Notre confrère a indiqué qu'il était parti avec Kabeya Pindi Passy, ex-président de l'Union Nationale de la Presse Congolaise (Unpc) et directeur de Tropicana TV. Il témoigne, pour filmer les images pouvant être utilisées par la CPI, avoir reçu 2000 dollars de la part de l'ambassadeur de la République Démocratique du Congo à Bangui.
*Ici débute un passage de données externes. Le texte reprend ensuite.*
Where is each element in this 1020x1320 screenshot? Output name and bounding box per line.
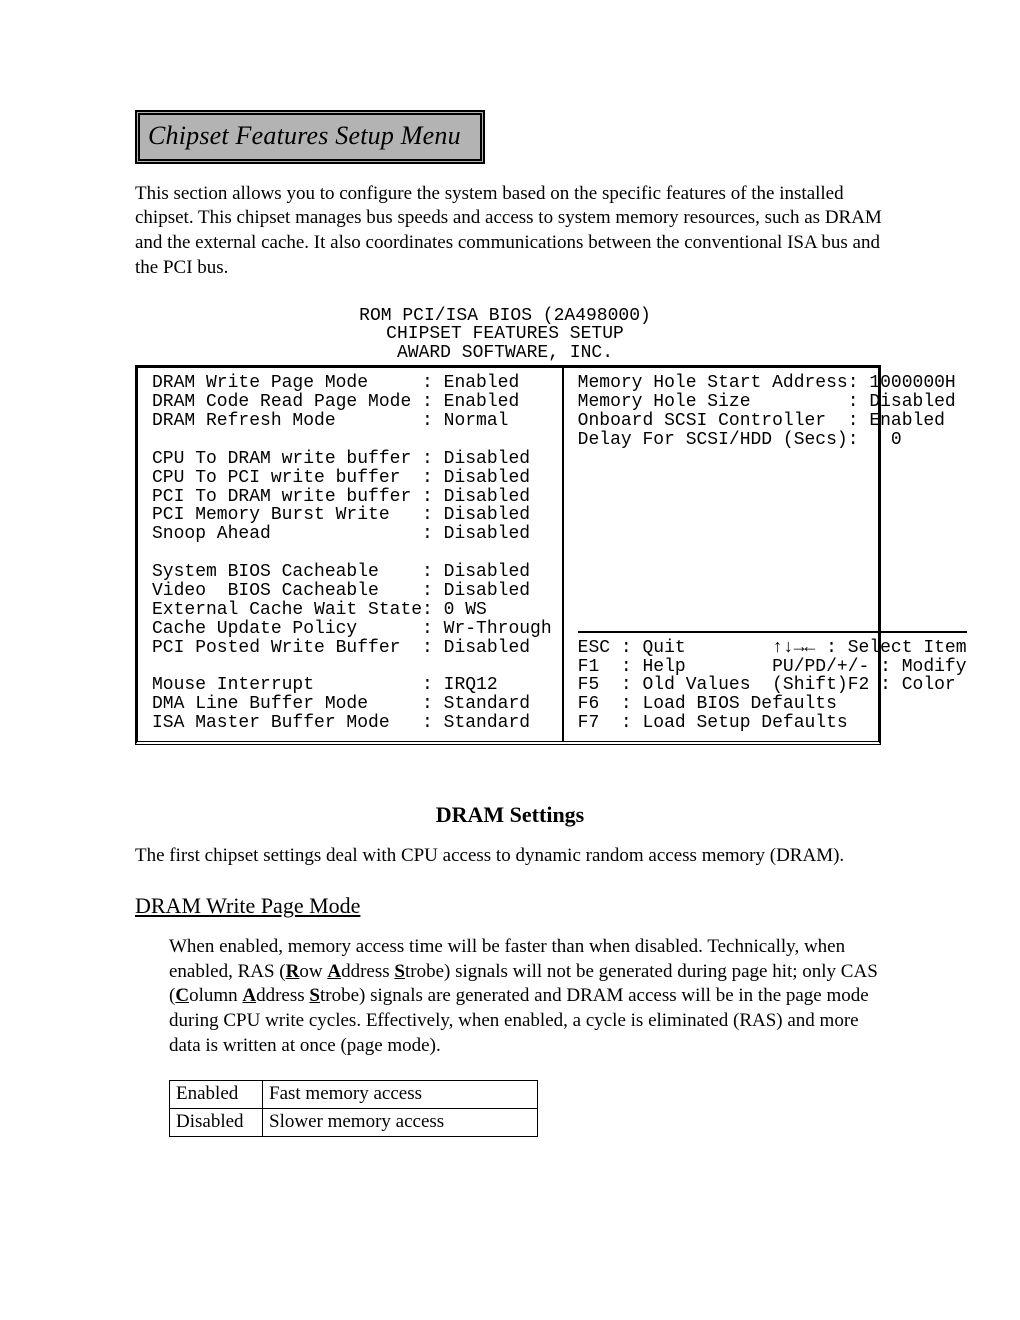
option-key: Enabled: [170, 1081, 263, 1109]
mnemonic-r: R: [286, 961, 300, 982]
bios-screen: ROM PCI/ISA BIOS (2A498000) CHIPSET FEAT…: [135, 307, 875, 746]
detail-paragraph: When enabled, memory access time will be…: [169, 935, 885, 1058]
bios-option: Delay For SCSI/HDD (Secs): 0: [578, 430, 902, 450]
bios-option: Memory Hole Start Address: 1000000H: [578, 373, 956, 393]
text: ddress: [341, 961, 394, 982]
bios-header-line: ROM PCI/ISA BIOS (2A498000): [359, 306, 651, 326]
intro-paragraph: This section allows you to configure the…: [135, 182, 885, 281]
bios-left-column: DRAM Write Page Mode : Enabled DRAM Code…: [138, 368, 564, 741]
bios-option: External Cache Wait State: 0 WS: [152, 600, 487, 620]
bios-frame: DRAM Write Page Mode : Enabled DRAM Code…: [135, 365, 881, 745]
bios-option: Snoop Ahead : Disabled: [152, 524, 530, 544]
mnemonic-s: S: [309, 985, 320, 1006]
bios-option: DRAM Refresh Mode : Normal: [152, 411, 508, 431]
bios-option: PCI Memory Burst Write : Disabled: [152, 505, 530, 525]
text: olumn: [189, 985, 242, 1006]
bios-key-hints: ESC : Quit ↑↓→← : Select Item F1 : Help …: [578, 631, 967, 733]
bios-option: PCI Posted Write Buffer : Disabled: [152, 638, 530, 658]
bios-option: DRAM Code Read Page Mode : Enabled: [152, 392, 519, 412]
table-row: Disabled Slower memory access: [170, 1109, 538, 1137]
bios-option: CPU To DRAM write buffer : Disabled: [152, 449, 530, 469]
page-title-bar: Chipset Features Setup Menu: [135, 110, 485, 164]
option-value: Fast memory access: [263, 1081, 538, 1109]
bios-header-line: AWARD SOFTWARE, INC.: [397, 343, 613, 363]
bios-key-line: ESC : Quit ↑↓→← : Select Item: [578, 638, 967, 658]
bios-option: Onboard SCSI Controller : Enabled: [578, 411, 945, 431]
section-heading: DRAM Settings: [135, 801, 885, 830]
options-table: Enabled Fast memory access Disabled Slow…: [169, 1080, 538, 1136]
bios-key-line: F5 : Old Values (Shift)F2 : Color: [578, 675, 956, 695]
bios-option: Memory Hole Size : Disabled: [578, 392, 956, 412]
option-value: Slower memory access: [263, 1109, 538, 1137]
mnemonic-s: S: [394, 961, 405, 982]
mnemonic-c: C: [175, 985, 189, 1006]
text: ow: [299, 961, 327, 982]
text: ddress: [256, 985, 309, 1006]
option-key: Disabled: [170, 1109, 263, 1137]
bios-key-line: F7 : Load Setup Defaults: [578, 713, 848, 733]
bios-option: System BIOS Cacheable : Disabled: [152, 562, 530, 582]
mnemonic-a: A: [327, 961, 341, 982]
bios-option: Cache Update Policy : Wr-Through: [152, 619, 552, 639]
sub-heading: DRAM Write Page Mode: [135, 892, 885, 921]
bios-option: Video BIOS Cacheable : Disabled: [152, 581, 530, 601]
bios-option: Mouse Interrupt : IRQ12: [152, 675, 498, 695]
bios-right-column: Memory Hole Start Address: 1000000H Memo…: [564, 368, 977, 741]
section-intro: The first chipset settings deal with CPU…: [135, 844, 885, 869]
bios-right-top: Memory Hole Start Address: 1000000H Memo…: [578, 374, 967, 450]
bios-option: DRAM Write Page Mode : Enabled: [152, 373, 519, 393]
bios-key-line: F6 : Load BIOS Defaults: [578, 694, 837, 714]
bios-option: ISA Master Buffer Mode : Standard: [152, 713, 530, 733]
mnemonic-a: A: [242, 985, 256, 1006]
bios-option: PCI To DRAM write buffer : Disabled: [152, 487, 530, 507]
table-row: Enabled Fast memory access: [170, 1081, 538, 1109]
bios-option: CPU To PCI write buffer : Disabled: [152, 468, 530, 488]
bios-header: ROM PCI/ISA BIOS (2A498000) CHIPSET FEAT…: [135, 307, 875, 366]
bios-header-line: CHIPSET FEATURES SETUP: [386, 324, 624, 344]
bios-key-line: F1 : Help PU/PD/+/- : Modify: [578, 657, 967, 677]
bios-option: DMA Line Buffer Mode : Standard: [152, 694, 530, 714]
Ce détail de Donat Mbaya, président de Jed a boulversé la cours du procès et l'ensemble des personnes qui participent à l'audience à La Haye.
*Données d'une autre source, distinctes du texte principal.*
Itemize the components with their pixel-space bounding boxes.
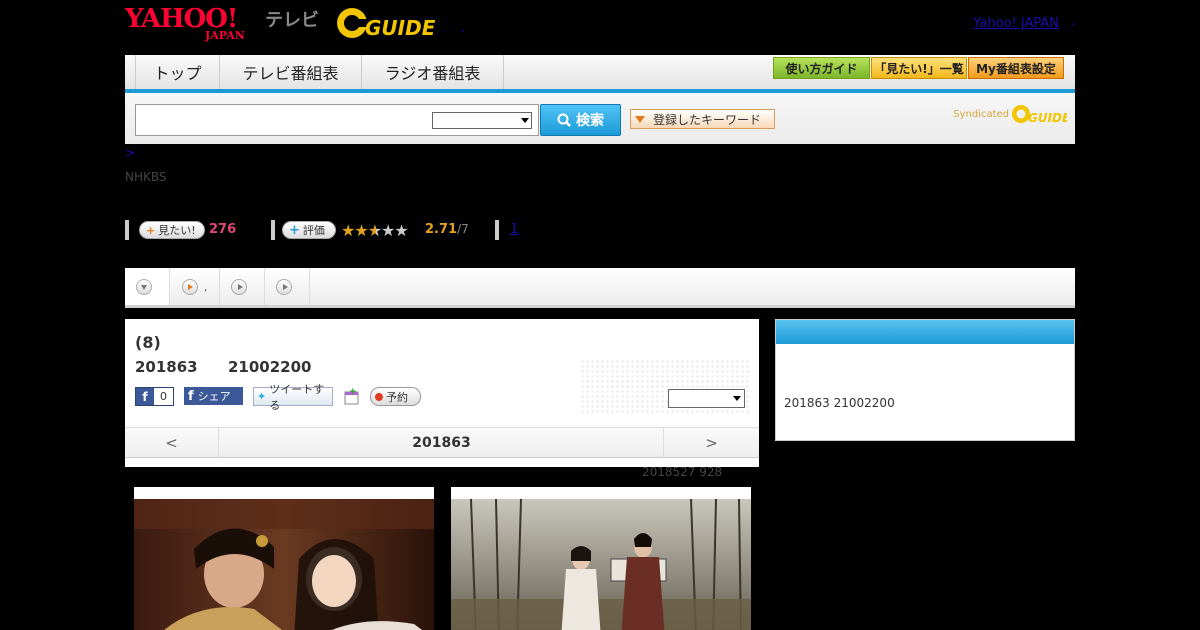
record-dot-icon xyxy=(375,392,383,401)
reserve-button[interactable]: 予約 xyxy=(370,387,421,406)
divider xyxy=(125,220,129,240)
plus-icon: + xyxy=(146,223,156,237)
syndicated-gguide-badge: Syndicated GUIDE xyxy=(953,103,1067,125)
saved-keywords-label: 登録したキーワード xyxy=(653,112,762,127)
header-comma: , xyxy=(461,20,465,34)
reserve-label: 予約 xyxy=(386,390,408,404)
site-header: YAHOO! JAPAN テレビ GUIDE , Yahoo! JAPAN . xyxy=(125,0,1075,50)
svg-text:GUIDE: GUIDE xyxy=(1028,111,1067,125)
yahoo-japan-logo[interactable]: YAHOO! JAPAN xyxy=(125,4,260,42)
triangle-down-icon xyxy=(635,115,645,123)
yahoo-japan-link[interactable]: Yahoo! JAPAN xyxy=(973,16,1059,31)
saved-keywords-button[interactable]: 登録したキーワード xyxy=(630,109,775,129)
search-bar: 検索 登録したキーワード Syndicated GUIDE xyxy=(125,93,1075,144)
yahoo-logo-sub: JAPAN xyxy=(205,29,245,42)
twitter-bird-icon: ✦ xyxy=(257,390,267,403)
want-button-label: 見たい! xyxy=(158,224,196,237)
sidebar-schedule-text: 201863 21002200 xyxy=(784,396,895,410)
tv-label: テレビ xyxy=(265,10,319,31)
action-select[interactable] xyxy=(668,389,745,408)
social-actions: f 0 f シェア ✦ ツイートする + 予約 xyxy=(135,383,755,412)
pager-current-date: 201863 xyxy=(412,435,471,451)
search-button[interactable]: 検索 xyxy=(540,104,621,136)
rate-button[interactable]: + 評価 xyxy=(282,221,336,239)
rating-stars: ★★★★★ xyxy=(341,221,409,240)
facebook-icon: f xyxy=(142,389,148,404)
want-list-button[interactable]: 「見たい!」一覧 xyxy=(871,57,967,79)
calendar-add-icon[interactable]: + xyxy=(344,387,360,405)
syndicated-label: Syndicated xyxy=(953,108,1009,120)
drama-scene-image-1 xyxy=(134,499,434,630)
play-icon xyxy=(276,278,292,295)
tab-episodes[interactable]: . xyxy=(170,268,220,305)
facebook-icon: f xyxy=(188,388,194,404)
facebook-like-button[interactable]: f 0 xyxy=(135,387,174,406)
updated-timestamp: 2018527 928 xyxy=(642,465,723,479)
chevron-down-icon xyxy=(733,396,741,401)
program-title: (8) xyxy=(135,333,161,352)
program-photo-1[interactable] xyxy=(134,487,434,630)
my-schedule-settings-button[interactable]: My番組表設定 xyxy=(968,57,1064,79)
search-icon xyxy=(557,113,571,127)
search-category-select[interactable] xyxy=(432,112,532,129)
tab-label: . xyxy=(203,279,208,294)
pager-next-button[interactable]: > xyxy=(663,428,759,458)
facebook-share-button[interactable]: f シェア xyxy=(184,387,243,405)
pager-prev-button[interactable]: < xyxy=(125,428,219,458)
nav-tab-tv-schedule[interactable]: テレビ番組表 xyxy=(220,55,362,89)
tweet-label: ツイートする xyxy=(269,382,325,412)
rating-value: 2.71/7 xyxy=(425,222,469,237)
facebook-like-count: 0 xyxy=(154,388,173,405)
rating-number: 2.71 xyxy=(425,222,458,237)
nav-tab-top[interactable]: トップ xyxy=(135,55,220,89)
star-icon: ★ xyxy=(394,221,408,240)
sidebar-schedule-box: 201863 21002200 xyxy=(775,319,1075,441)
play-icon xyxy=(231,278,247,295)
rating-count: /7 xyxy=(457,222,469,236)
sidebar-header xyxy=(776,320,1074,344)
gguide-logo[interactable]: GUIDE xyxy=(335,5,436,41)
air-time: 21002200 xyxy=(228,358,312,376)
page: YAHOO! JAPAN テレビ GUIDE , Yahoo! JAPAN . … xyxy=(0,0,1200,630)
want-button[interactable]: + 見たい! xyxy=(139,221,205,239)
svg-text:+: + xyxy=(349,387,357,397)
star-icon: ★ xyxy=(381,221,395,240)
divider xyxy=(271,220,275,240)
usage-guide-button[interactable]: 使い方ガイド xyxy=(773,57,870,79)
drama-scene-image-2 xyxy=(451,499,751,630)
gguide-small-logo: GUIDE xyxy=(1012,105,1067,125)
program-detail-panel: (8) 201863 21002200 f 0 f シェア ✦ ツイートする +… xyxy=(125,319,759,467)
header-dot: . xyxy=(1070,14,1075,29)
star-icon: ★ xyxy=(341,221,355,240)
divider xyxy=(495,220,499,240)
breadcrumb[interactable]: > xyxy=(125,146,135,160)
facebook-share-label: シェア xyxy=(197,390,231,403)
play-icon xyxy=(181,278,198,295)
rate-button-label: 評価 xyxy=(302,224,325,237)
date-pager: < 201863 > xyxy=(125,427,759,458)
tab-overview[interactable] xyxy=(125,268,170,305)
chevron-down-icon xyxy=(521,118,529,123)
tab-reviews[interactable] xyxy=(265,268,310,305)
search-button-label: 検索 xyxy=(576,113,604,129)
comments-link[interactable]: 1 xyxy=(510,222,518,237)
star-half-icon: ★ xyxy=(367,221,382,240)
want-count: 276 xyxy=(209,222,237,237)
channel-name: NHKBS xyxy=(125,170,167,184)
program-stats: + 見たい! 276 + 評価 ★★★★★ 2.71/7 1 xyxy=(125,220,1075,240)
star-icon: ★ xyxy=(354,221,368,240)
tab-cast[interactable] xyxy=(220,268,265,305)
plus-icon: + xyxy=(289,222,300,238)
air-date: 201863 xyxy=(135,358,198,376)
program-photo-2[interactable] xyxy=(451,487,751,630)
chevron-down-icon xyxy=(136,278,152,295)
tweet-button[interactable]: ✦ ツイートする xyxy=(253,383,333,412)
content-tabs: . xyxy=(125,268,1075,308)
svg-text:GUIDE: GUIDE xyxy=(365,16,435,40)
main-nav: トップ テレビ番組表 ラジオ番組表 使い方ガイド 「見たい!」一覧 My番組表設… xyxy=(125,55,1075,93)
nav-tab-radio-schedule[interactable]: ラジオ番組表 xyxy=(362,55,504,89)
On se demande pourquoi Kabeya Pindi Passy a amené ce cameraman à Bangui ? Pourquoi l'ambassadeur de la RDC à Bangui a-t-il payer une somme a des journalistes congolais pour une affaire centrafricaine ?

Les écailles commencent à tomber à la Haye.

Accusations contre Bemba

"Jean-Pierre Bemba voulait traumatiser et terroriser la population afin de la décourager de soutenir les rebelles", a accusé le procureur Fatou Bensouda : "il a utilisé les viols comme une arme de guerre (...) les viols de mères en présence de leurs enfants et d'enfants devant leurs parents forcés à regarder".

Selon l'accusation, le Mouvement de libération du Congo (MLC) de Jean-Pierre Bemba a commis sur les instructions de ce dernier des viols, meurtres, tortures et pillages entre octobre 2002 et mars 2003, lorsque ses soldats sont venus appuyer les troupes du président centrafricain Ange-Félix Patassé menacé par une rébellion. "Les hommes de Bemba allaient de maison en maison, pillant la propriété des civils, violant les mères, épouses et filles, sodomisant les chefs des communautés et d'autres hommes, tuant ceux qui résistaient ou essayaient de se protéger", a déclaré Mme Bensouda.

Karim Asad Ahmad Khan, avocat de la défense, a rejeté les accusations portées contre Jean-Pierre Bemba en faisant valoir qu'il ne pouvait être tenu responsable de crimes commis par ses soldats parce que ceux-ci étaient placés sous "le commandement et le contrôle" du gouvernement de Patassé. "Les uniformes, la nourriture et l'argent, tout cela était fourni aux soldats du MLC, non par les autorités de la RDC, non par M. Bemba (...), mais par le chef d'Etat de la République centrafricaine", a dit Khan, ajoutant que l'accusation n'avait pas pu établir d'intentions criminelles imputables à l'accusé.

La Cour pénale internationale tient jusqu'à jeudi des audiences dites "de confirmation des charges", durant lesquelles la chambre préliminaire s'assure que les accusations du procureur contre un suspect "présentent des éléments de preuve suffisants". Après les quatre journées d'audiences préliminaires à un éventuel procès, l'équipe de trois juges aura soixante jours pour décider de mettre sur pied un procès ou non.